Hondius map showing the Frobisher "Strait", which halves South Greenland. Frobish Bay is called after the English sailor Sir Martin Frobisher, who was the first Europeans to come there in 1576 in his quest for the Northwest Passage. Up until Hall's journey in 1861[2], the bay was regarded by Europeans as a narrow sea that separated Baffin Iceland from another isle.

"FROBISH ER BAY" is a James Gordon track that can be heard on the TV show Canadian Idol. FROBISH Bay is prominent in the Stompin' Tom track "The Ballad Of Muk Tuk Annie" from the same named record. "dendrochronological study of the origin of driftwood in Frobisher Bay, Baffin Island, N.W.T., Canada".

Grainger, E. H. The Food of Ice Fauna and Zooplankton in Frobisher Bay. Mallon, S.T. Inuktitut, Frobisher Bay version. Interaction, adaptation and cultural change in the Frobisher Bay Dorset Society, Baffin Island, Arctic Canada. Frobisher Bay upper Ordovician fauna, Baffin Land.

Frobish Bay

The general physiology of the bay is the fruit of tectonical incidents related to the rupture of the North Atlantic in the early Tertiary, during which the part of the Precambrian shield in Frobisher Bay fell and the boulders on both sides were raised and inclined to the north-east.

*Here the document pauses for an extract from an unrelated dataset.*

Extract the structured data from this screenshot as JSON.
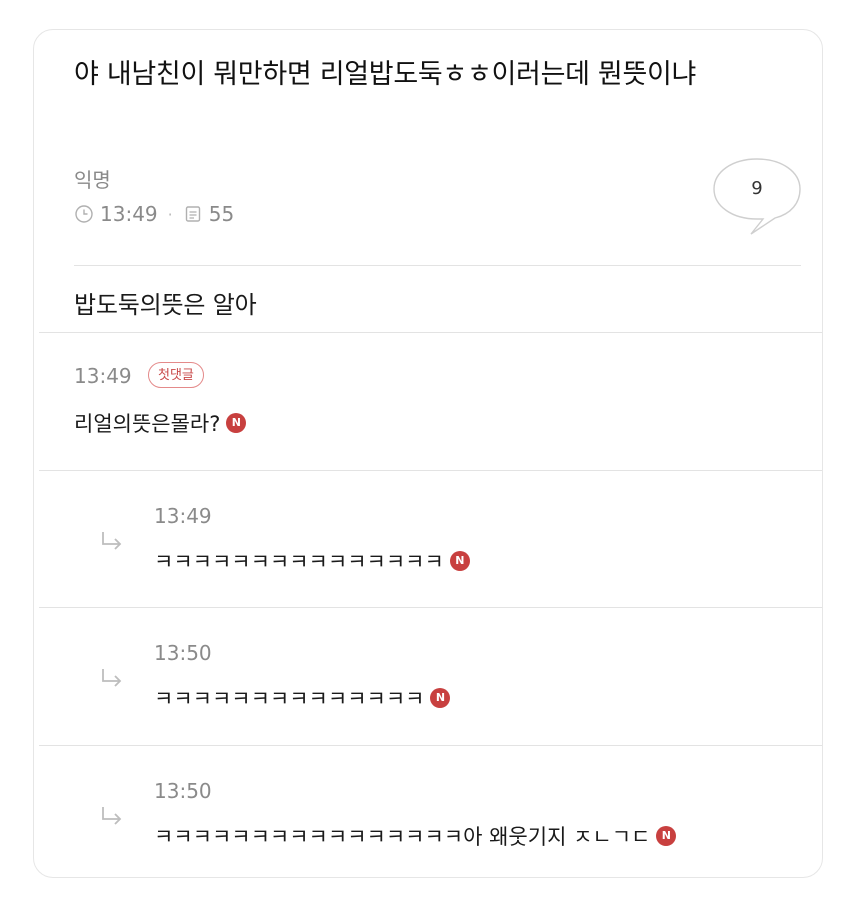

A sudden impact between these entities is characterized by the high rocks protruding from the bay, which are 330 meters high on the northern bank and twice as high on the southern bank due to their inclination. During the Pleistocene glaciering, an over-deepening took place when the Frobisher Bay cave was refilled by a large exit from the Icecap above the FOXE BASIN.

This bay is called after Sir Martin FROBISHER, who found it in 1576. The bay was thought to be a narrow sea and first appears on a map as Frobisher Str. Only in 1861 was the real character of his Physiographie revealed, when the American Charles Francis HALL investigated the area.